Simulation-Accurate Force Feedback Isn’t Ready:

Force feedback devices have existed for years, and there is renewed interest in force feedback thanks to VR development. But we are far from using it in the way Sutherland envisioned: to simulate and gain intuitive familiarity with complex concepts and phenomena, learning them as well as we know our own natural world.

Simulating something like a handshake or a hug ought to be simple by that metric, but force feedback that can meaningfully simulate simple physics remains the realm of expensive niche applications that can’t exist without specialized hardware.

Holodeck-level Simulation:

Probably the most frequently-quoted part of The Ultimate Display is the final few sentences, in which Sutherland describes something that sounds remarkably like the holodeck from Star Trek:

“The ultimate display would, of course, be a room within which the computer can control the existence of matter. A chair displayed in such a room would be good enough to sit in. Handcuffs displayed in such a room would be confining, and a bullet displayed in such a room would be fatal. With appropriate programming such a display could literally be the Wonderland into which Alice walked.”

Clearly we’re nowhere near that point, but if we ever are, it might be the last thing we ever need to invent.

IMPORTANT FEATURES VS. COOL ONES

The best ideas may have come from the 60s, but we’ve learned a lot since then about what is and isn’t actually important to creating immersive experiences. Important features are the ones a technology really needs to deliver on, because they are crucial to immersion. Immersion is a kind of critical mass, a sensory “aha!” moment in which one ceases to notice the individual worky bits involved, and begins to interact seamlessly and intuitively with the content in a state of flow. Important features help that happen.

For example, it may seem that a wide field of view in an HMD is important for immersion, but that turns out to not quite be the case. We covered a fascinating presentation about how human vision uses all sorts of cues to decide how “real” something is, and what that means for HMD development.

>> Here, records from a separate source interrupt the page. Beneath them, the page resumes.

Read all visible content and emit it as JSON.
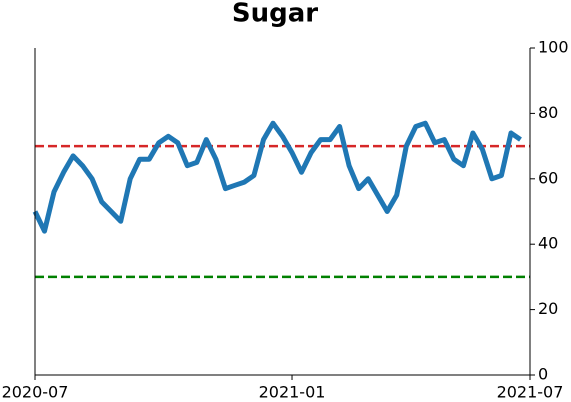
{
  "chart_data": {
    "type": "line",
    "title": "Sugar",
    "categories": [
      "2020-07",
      null,
      null,
      null,
      null,
      null,
      null,
      null,
      null,
      null,
      null,
      null,
      null,
      null,
      null,
      null,
      null,
      null,
      null,
      null,
      null,
      null,
      null,
      null,
      null,
      null,
      null,
      "2021-01",
      null,
      null,
      null,
      null,
      null,
      null,
      null,
      null,
      null,
      null,
      null,
      null,
      null,
      null,
      null,
      null,
      null,
      null,
      null,
      null,
      null,
      null,
      null,
      null,
      "2021-07"
    ],
    "series": [
      {
        "color": "#1f77b4",
        "values": [
          50,
          44,
          56,
          62,
          67,
          64,
          60,
          53,
          50,
          47,
          60,
          66,
          66,
          71,
          73,
          71,
          64,
          65,
          72,
          66,
          57,
          58,
          59,
          61,
          72,
          77,
          73,
          68,
          62,
          68,
          72,
          72,
          76,
          64,
          57,
          60,
          55,
          50,
          55,
          70,
          76,
          77,
          71,
          72,
          66,
          64,
          74,
          69,
          60,
          61,
          74,
          72,
          null
        ]
      }
    ],
    "ylim": [
      0,
      100
    ],
    "yticks": [
      0,
      20,
      40,
      60,
      80,
      100
    ],
    "y_axis_side": "right",
    "reference_lines": [
      {
        "value": 70,
        "color": "#d62728"
      },
      {
        "value": 30,
        "color": "#008000"
      }
    ]
  }
}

It turns out that a very wide field of view in a display is desirable, but it is not especially important for increasing immersion. Audio has similar issues, with all kinds of things being discovered as important to delivering convincing audio simulation. For example, piping sound directly into the ear canals via ear buds turns out to be a powerful way for one’s brain to classify sounds as “not real” no matter how accurately they have been simulated. Great for listening to music, less so for a convincing simulation.

Another feature of critical importance is a display with robust tracking and low latency. I experienced this for myself the first time I tried flawless motion tracking on a modern VR headset. No matter how I moved or looked around, there was no perceptible lag or drift. I could almost feel my brain effortlessly slide into a groove, as though it had decided the space I was in and the things I was looking at existed entirely separate from the thing I was wearing on my head. That was something I definitely did not feel when I wore a Forte VFX1 VR headset in the mid-90s. At the time, it wasn’t the low resolution or the small field of view that bothered me, it was the drifty and vague head tracking that I remember the most. There was potential, but it’s no wonder VR didn’t bloom in the 90s.

WHAT’S NEXT?

One thing that fits Sutherland’s general predictions about body tracking, but which he probably did not see coming, is face and expression tracking. It is experimental work from Facebook, but is gaining importance mainly for the purpose of interacting with other people digitally, rather than as a means of computer input.

Speaking of Facebook, a social network spearheading VR development (while tightening their grip on it) definitely was not predicted in the 60s, yet it seems to be next for VR nevertheless. But I never said the future of VR came from the 60s, just that the good ideas did.